Margaret Beazley, the Governor of New South Wales, said Prince Philip would be remembered for “his remarkable legacy of bravery, loyalty and steadfast public service”.
“His Royal Highness made many visits to Australia. His ability to connect with Australians through his humour and appreciation of our character meant that he was widely and warmly received.
“His Royal Highness was a much-loved husband, father, grandfather and great grandfather. We mourn his passing.”
Australian premiers have joined the list of politicians and dignitaries paying tribute to the Duke of Edinburgh.
NSW Premier Gladys Berejiklian hailed the royal’s “strong and lengthy relationship with NSW”.
Queensland Premier Annastacia Palaszczuk said the Prince would be remembered fondly in her state.

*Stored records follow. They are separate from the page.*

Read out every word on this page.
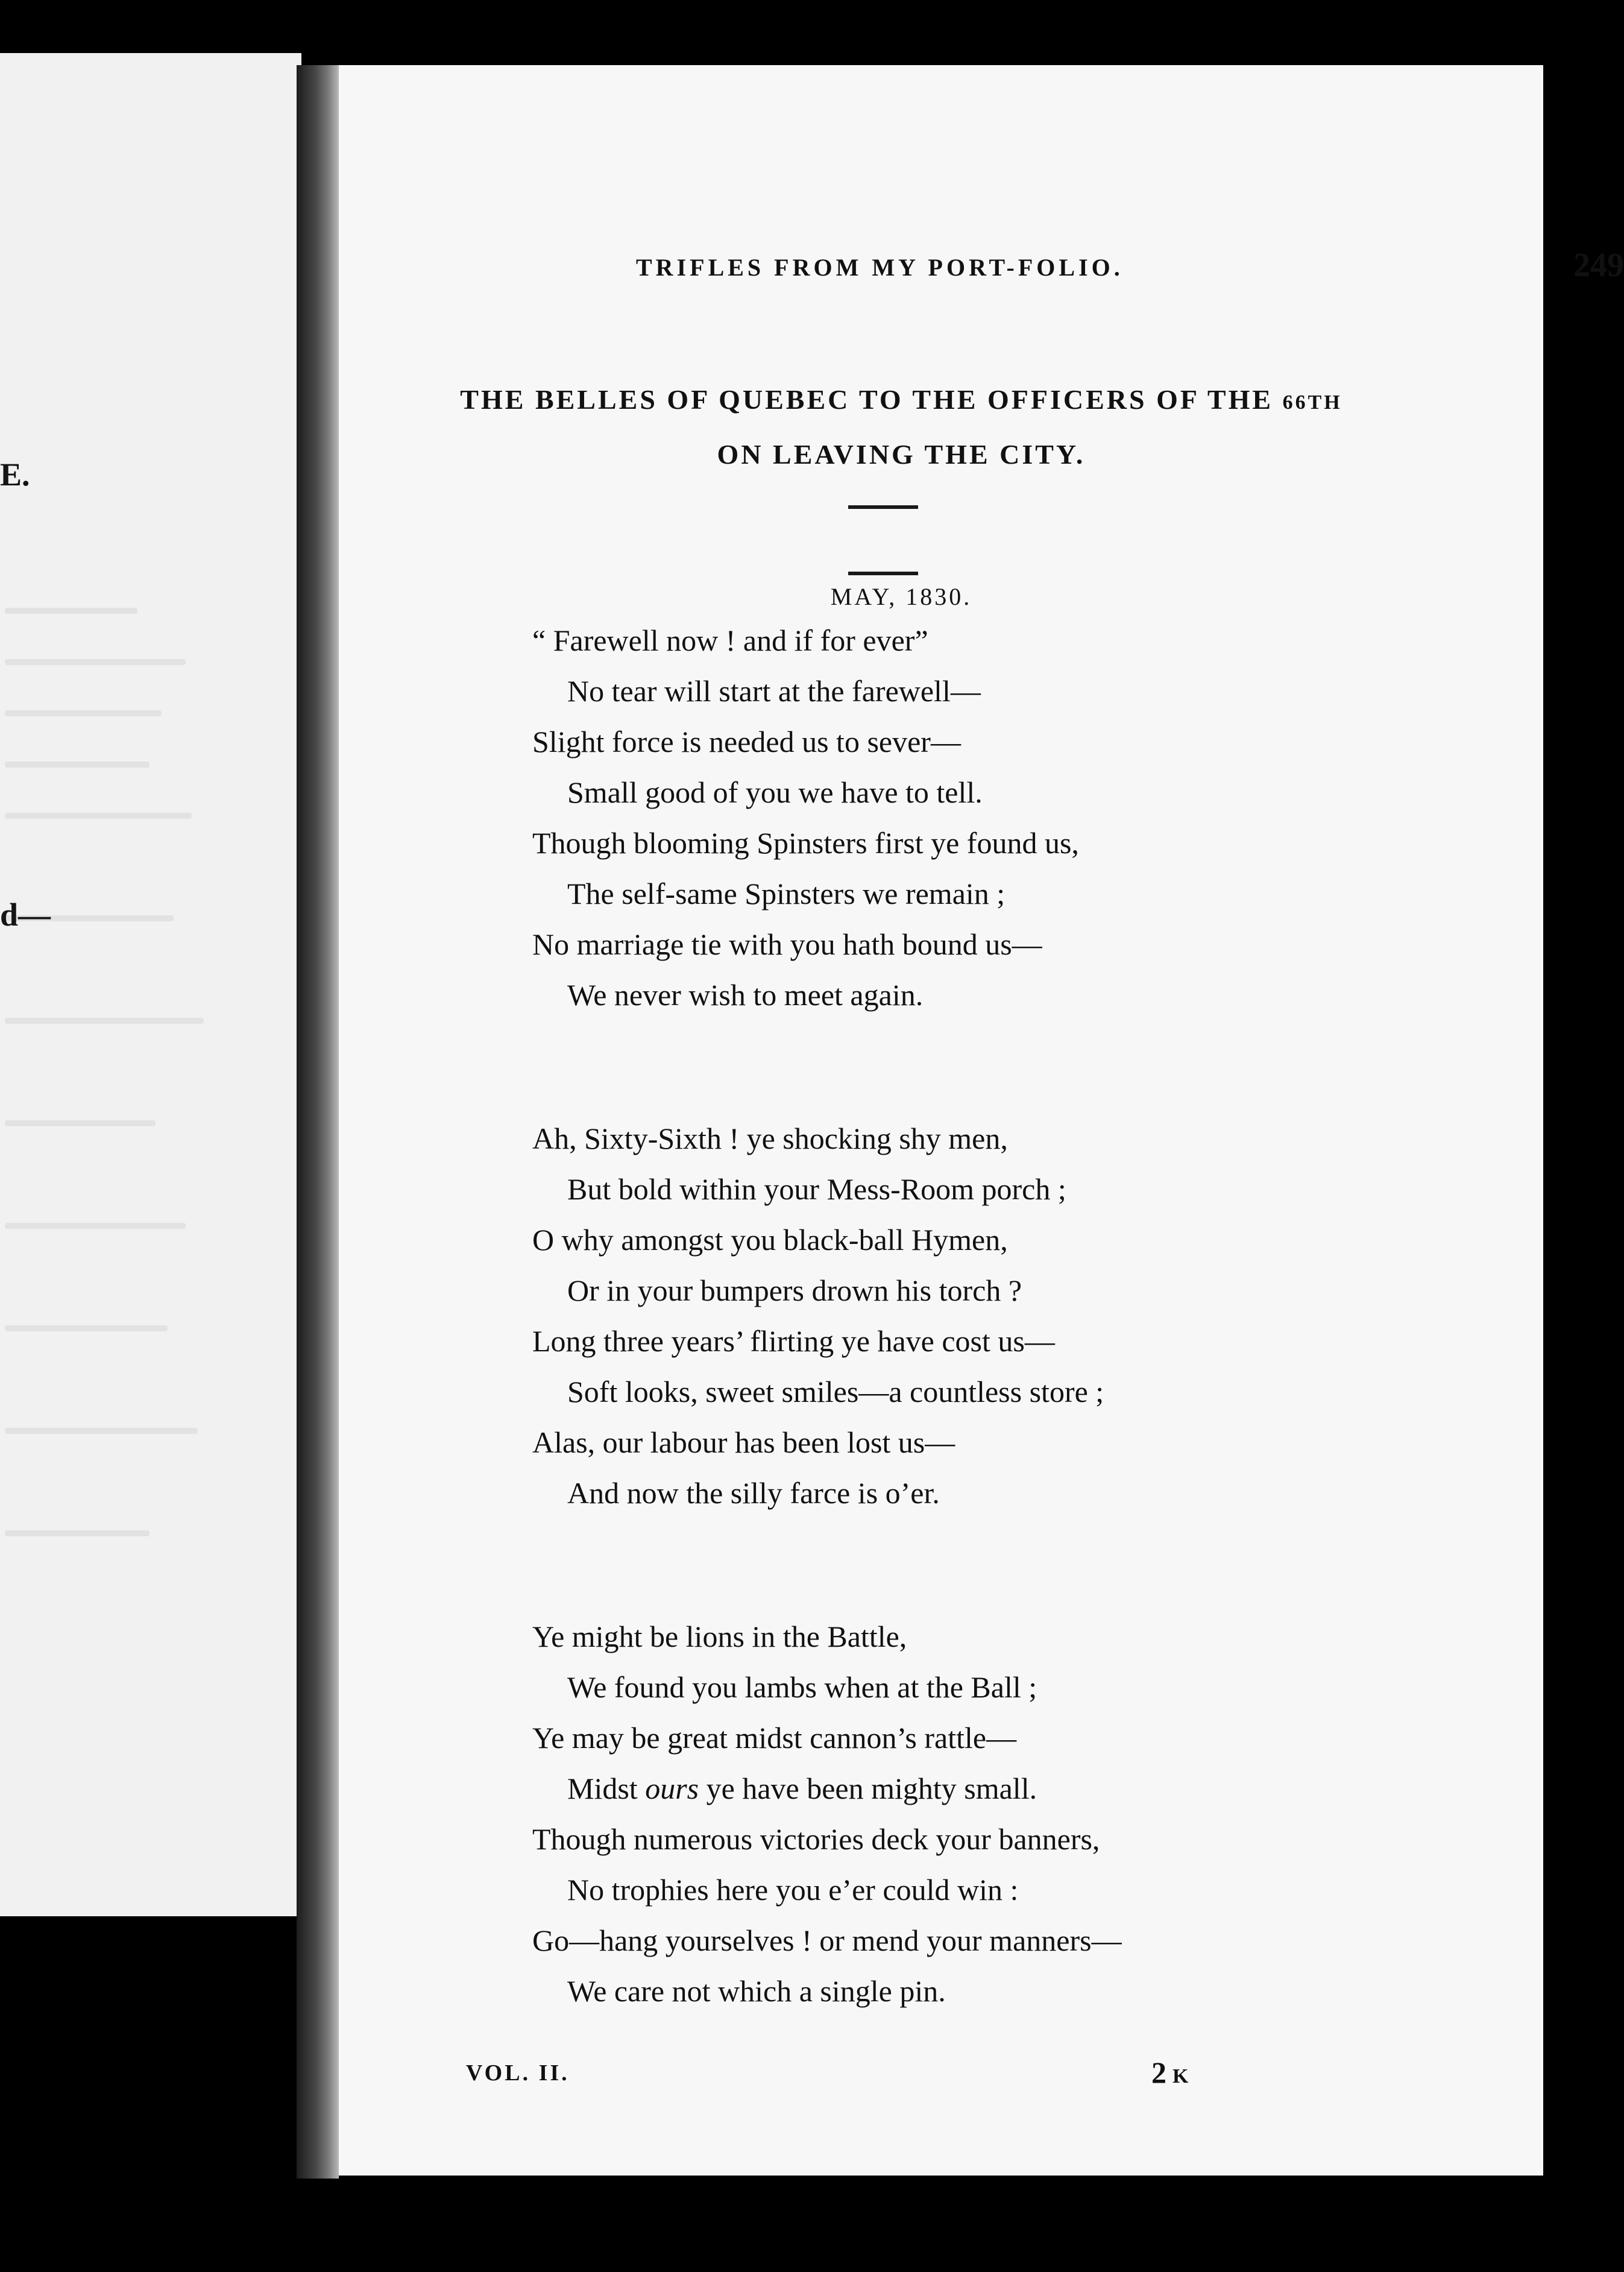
E.
d—
TRIFLES FROM MY PORT-FOLIO.	249
THE BELLES OF QUEBEC TO THE OFFICERS OF THE 66TH
ON LEAVING THE CITY.
MAY, 1830.
“ Farewell now ! and if for ever”
No tear will start at the farewell—
Slight force is needed us to sever—
Small good of you we have to tell.
Though blooming Spinsters first ye found us,
The self-same Spinsters we remain ;
No marriage tie with you hath bound us—
We never wish to meet again.
Ah, Sixty-Sixth ! ye shocking shy men,
But bold within your Mess-Room porch ;
O why amongst you black-ball Hymen,
Or in your bumpers drown his torch ?
Long three years’ flirting ye have cost us—
Soft looks, sweet smiles—a countless store ;
Alas, our labour has been lost us—
And now the silly farce is o’er.
Ye might be lions in the Battle,
We found you lambs when at the Ball ;
Ye may be great midst cannon’s rattle—
Midst ours ye have been mighty small.
Though numerous victories deck your banners,
No trophies here you e’er could win :
Go—hang yourselves ! or mend your manners—
We care not which a single pin.
VOL. II.	2 K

“I send condolences on behalf of all Queenslanders to Buckingham Palace regarding the death of HRH The Duke of Edinburgh.The Duke of Edinburgh is a much loved and respected member of the Royal Family and will be remembered fondly in Queensland,” Ms Palaszczuk said in a statement.
Former Australian Prime Minister Julia Gillard said Prince Philip’s death would be mourned by millions.
“I have fond memories of spending time with Prince Philip during his visit to Australia at the time of CHOGM in Perth.While a man of duty, he had a sense of fun. His loss will be mourned by the Queen, his family and millions around the world.”